The federal response
To date, the federal government’s financial framework has completely ignored this demand from the provinces. In the short term, Ottawa has spent massively to support households and businesses, which has made it possible to maintain consumption, and therefore provincial revenues, during this period of crisis. Ottawa also occasionally helped the provinces to finance the explosion of their health expenses inherent in the pandemic. Quebec alone has received more than $ 4.5 billion for the current year.
However, in the medium term, the Trudeau government seems more interested in funding new services, such as a national drug insurance program – universal, public drug insurance would cost the country about $ 38.5 billion a year – than transferring more funds. to provinces for health without attached conditions.
Are the requests from the provinces justified?
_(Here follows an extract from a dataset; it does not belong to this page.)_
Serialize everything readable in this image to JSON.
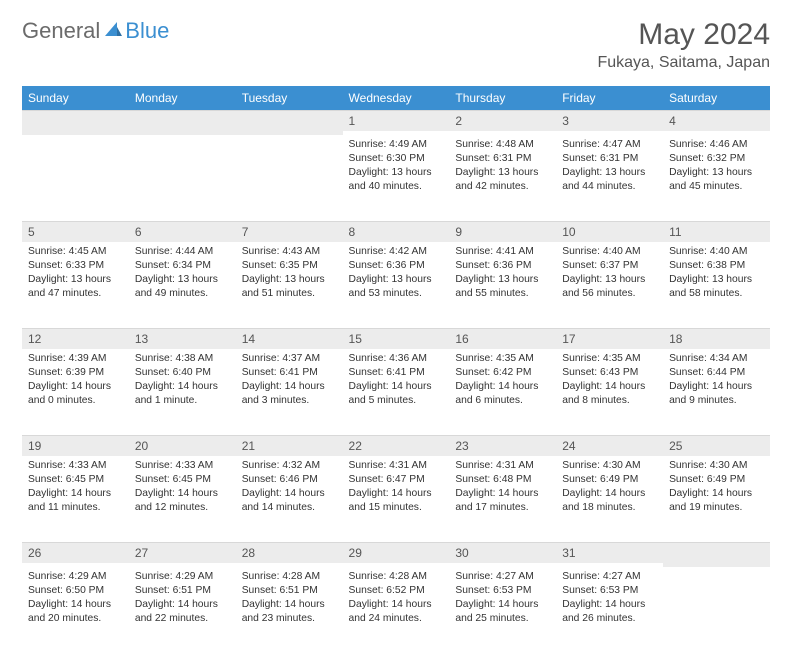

According to the most recent projections made by the Conference Board of Canada, health spending will increase at an average annual rate of 5.4% until 2030-2031. About 46% of this average annual increase is thought to be attributable to inflation, 18% to population growth, 19% to an aging population and the remaining 17% to better access to care and improvements in systems. health.
To this must be added additional health expenditure linked to COVID-19 of the order of $ 42.7 to 63.3 billion by 2022-2023, depending on the evolution of the pandemic, the effectiveness of vaccines and their administration.
Overall, health spending is expected to grow at an average annual rate of 5.5 to 5.7 percent over the next decade.
This increase is well above the revenue growth projections of provincial governments and the expected increase in the CHT. In other words, provinces will inevitably face either austerity or spiraling debt without increased support from Ottawa to meet the costs of the tsunami of aging populations.
The means of our ambitions?
As deficits keep getting revised upwards in the fight against COVID-19, cleaning up Ottawa and the provinces’ public finances will primarily depend on who foots the bill for this remarkable rise in costs. health care. However, whether it is one level of government or another, it is the same taxpayers who will ultimately be called upon, which is why the federal government should first ensure that it better supports the provinces in the funding of the health before investing in new, more expensive programs.
Although the federal Liberals’ proposal to create a national prescription drug insurance plan is promising and is part of the vision of a fairer recovery, it would nonetheless entail significant additional expenditure, on a recurrent, for new services when the provinces do not currently have the means to maintain adequate funding for their immediate health needs. Before moving forward in this area, Ottawa should therefore first of all provide better support to the provinces by helping them to assume the costs generated in particular by the aging of their population and this crisis… without, however, giving them a blank check.